Patients typically associate high cholesterol levels with conditions that affect the heart like cardiovascular disease. However, high cholesterol levels can also have a negative impact on the health of the brain.
High cholesterol levels can give rise to any problem in the body that is aggravated or caused by poor circulation. Poor circulation in the brain can cause blockages in the blood vessels in the brain or detract from the body's ability to circulate blood adequately in the brain. This situation can aggravate or cause the following three neurological conditions:
While a variety of factors can cause a patient to suffer a stroke, high cholesterol is a particularly dangerous risk factor. Stroke is a highly common and potentially fatal neurological episode that strikes approximately 795,000 each year.

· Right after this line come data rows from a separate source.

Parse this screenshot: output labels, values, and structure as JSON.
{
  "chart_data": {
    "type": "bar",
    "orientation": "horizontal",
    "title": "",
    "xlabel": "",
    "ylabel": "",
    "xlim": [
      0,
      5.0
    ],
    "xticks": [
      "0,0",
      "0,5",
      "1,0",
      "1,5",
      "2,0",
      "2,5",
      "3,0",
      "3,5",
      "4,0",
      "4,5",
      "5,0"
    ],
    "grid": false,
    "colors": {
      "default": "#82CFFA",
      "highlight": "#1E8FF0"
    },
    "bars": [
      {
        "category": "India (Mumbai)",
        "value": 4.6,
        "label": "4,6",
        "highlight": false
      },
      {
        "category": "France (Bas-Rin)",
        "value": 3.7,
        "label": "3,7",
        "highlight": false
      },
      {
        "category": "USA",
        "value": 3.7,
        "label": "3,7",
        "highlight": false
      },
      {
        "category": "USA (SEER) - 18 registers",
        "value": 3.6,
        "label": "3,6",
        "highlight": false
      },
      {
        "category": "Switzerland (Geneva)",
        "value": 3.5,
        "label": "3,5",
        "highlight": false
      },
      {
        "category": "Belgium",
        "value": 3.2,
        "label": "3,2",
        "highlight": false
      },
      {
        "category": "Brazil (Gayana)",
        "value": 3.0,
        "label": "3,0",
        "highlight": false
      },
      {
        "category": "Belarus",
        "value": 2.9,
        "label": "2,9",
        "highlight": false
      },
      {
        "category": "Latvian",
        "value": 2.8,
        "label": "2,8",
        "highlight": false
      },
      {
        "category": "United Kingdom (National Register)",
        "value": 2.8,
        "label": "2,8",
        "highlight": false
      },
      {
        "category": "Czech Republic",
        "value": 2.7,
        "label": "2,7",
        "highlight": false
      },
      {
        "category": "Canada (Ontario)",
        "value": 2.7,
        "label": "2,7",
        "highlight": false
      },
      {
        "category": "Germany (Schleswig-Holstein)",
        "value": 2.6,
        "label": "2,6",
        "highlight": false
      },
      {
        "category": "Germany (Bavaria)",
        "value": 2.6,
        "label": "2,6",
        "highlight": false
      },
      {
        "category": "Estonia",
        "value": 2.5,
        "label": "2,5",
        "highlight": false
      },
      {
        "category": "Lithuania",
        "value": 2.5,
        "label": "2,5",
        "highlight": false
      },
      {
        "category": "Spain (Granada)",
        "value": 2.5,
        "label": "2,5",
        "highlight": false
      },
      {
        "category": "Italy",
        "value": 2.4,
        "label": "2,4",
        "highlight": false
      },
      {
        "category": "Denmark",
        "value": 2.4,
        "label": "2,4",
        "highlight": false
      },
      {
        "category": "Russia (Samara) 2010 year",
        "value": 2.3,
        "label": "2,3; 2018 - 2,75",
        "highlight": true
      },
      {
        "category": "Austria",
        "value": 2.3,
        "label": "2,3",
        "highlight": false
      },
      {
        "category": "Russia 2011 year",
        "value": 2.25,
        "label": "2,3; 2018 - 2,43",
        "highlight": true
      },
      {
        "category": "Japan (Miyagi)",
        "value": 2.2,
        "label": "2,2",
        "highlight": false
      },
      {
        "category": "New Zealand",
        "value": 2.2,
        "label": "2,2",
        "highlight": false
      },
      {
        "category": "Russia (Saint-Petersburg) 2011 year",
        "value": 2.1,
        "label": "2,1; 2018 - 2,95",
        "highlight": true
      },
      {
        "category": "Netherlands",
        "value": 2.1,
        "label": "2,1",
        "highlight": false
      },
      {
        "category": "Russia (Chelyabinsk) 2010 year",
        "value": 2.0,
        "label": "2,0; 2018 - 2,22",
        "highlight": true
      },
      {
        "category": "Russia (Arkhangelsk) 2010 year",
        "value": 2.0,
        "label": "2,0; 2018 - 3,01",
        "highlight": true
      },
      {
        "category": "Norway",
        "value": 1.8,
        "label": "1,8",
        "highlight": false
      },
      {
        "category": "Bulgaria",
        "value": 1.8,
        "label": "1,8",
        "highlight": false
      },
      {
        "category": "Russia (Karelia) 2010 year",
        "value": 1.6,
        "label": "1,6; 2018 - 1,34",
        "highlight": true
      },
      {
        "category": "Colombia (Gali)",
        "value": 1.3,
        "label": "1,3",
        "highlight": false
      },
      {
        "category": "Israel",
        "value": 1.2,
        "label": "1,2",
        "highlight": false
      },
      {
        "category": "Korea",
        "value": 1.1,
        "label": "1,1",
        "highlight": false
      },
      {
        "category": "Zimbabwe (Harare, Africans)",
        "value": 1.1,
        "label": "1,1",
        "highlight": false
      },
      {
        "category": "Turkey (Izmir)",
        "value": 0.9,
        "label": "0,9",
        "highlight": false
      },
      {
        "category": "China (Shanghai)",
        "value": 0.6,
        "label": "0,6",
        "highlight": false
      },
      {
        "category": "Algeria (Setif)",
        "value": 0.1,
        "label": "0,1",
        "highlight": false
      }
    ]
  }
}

Those with a family history of stroke should periodically have their cholesterol levels checked to determine if they are at risk. When you're having your cholesterol checked, it's important to note that LDL cholesterol levels are the ones that are important to look out for.
LDL or "low-density lipoprotein" cholesterol can clog the arteries and block the blood stream. If blood becomes blocked in the brain, parts of the brain will not receive adequate blood and therefore oxygen. This could cause irreparable brain damage and permanently detract from brain functioning.
Numerous studies have explored the link between cholesterol in the brain and the onset of dementia. Evidence of these studies that a high cholesterol level is especially risky for patients that have had excess cholesterol in the brain since as far back as mid-life. These patients may experience dementia because parts of their brain have been suffering from an inadequate oxygen supply for decades.
Patients with high cholesterol who also exhibit other risk factors for dementia like high blood pressure are sometimes prescribed statins to diminish their risk. Statins are drugs that help to lower the levels of both cholesterol and triglycerides in a patient's blood.
Alzheimer's disease is a form of dementia, and as such it is more likely to be seen in patients with high cholesterol. Alzheimer's is like dementia, but it is considered even more severe because it is not reversible or curable once it develops in a patient.
It is generally thought that Alzheimer's disease is highly related to genetics, with cases typically running in families. Other risk factors include depression, traumatic head injuries, and hypertension.
Those with risk factors like a family history of Alzheimer's and high cholesterol can take statins to prevent the onset of the condition. They should also engage in preventive health measures like regularly exercising and keeping their minds active as they age to keep their memories sharp.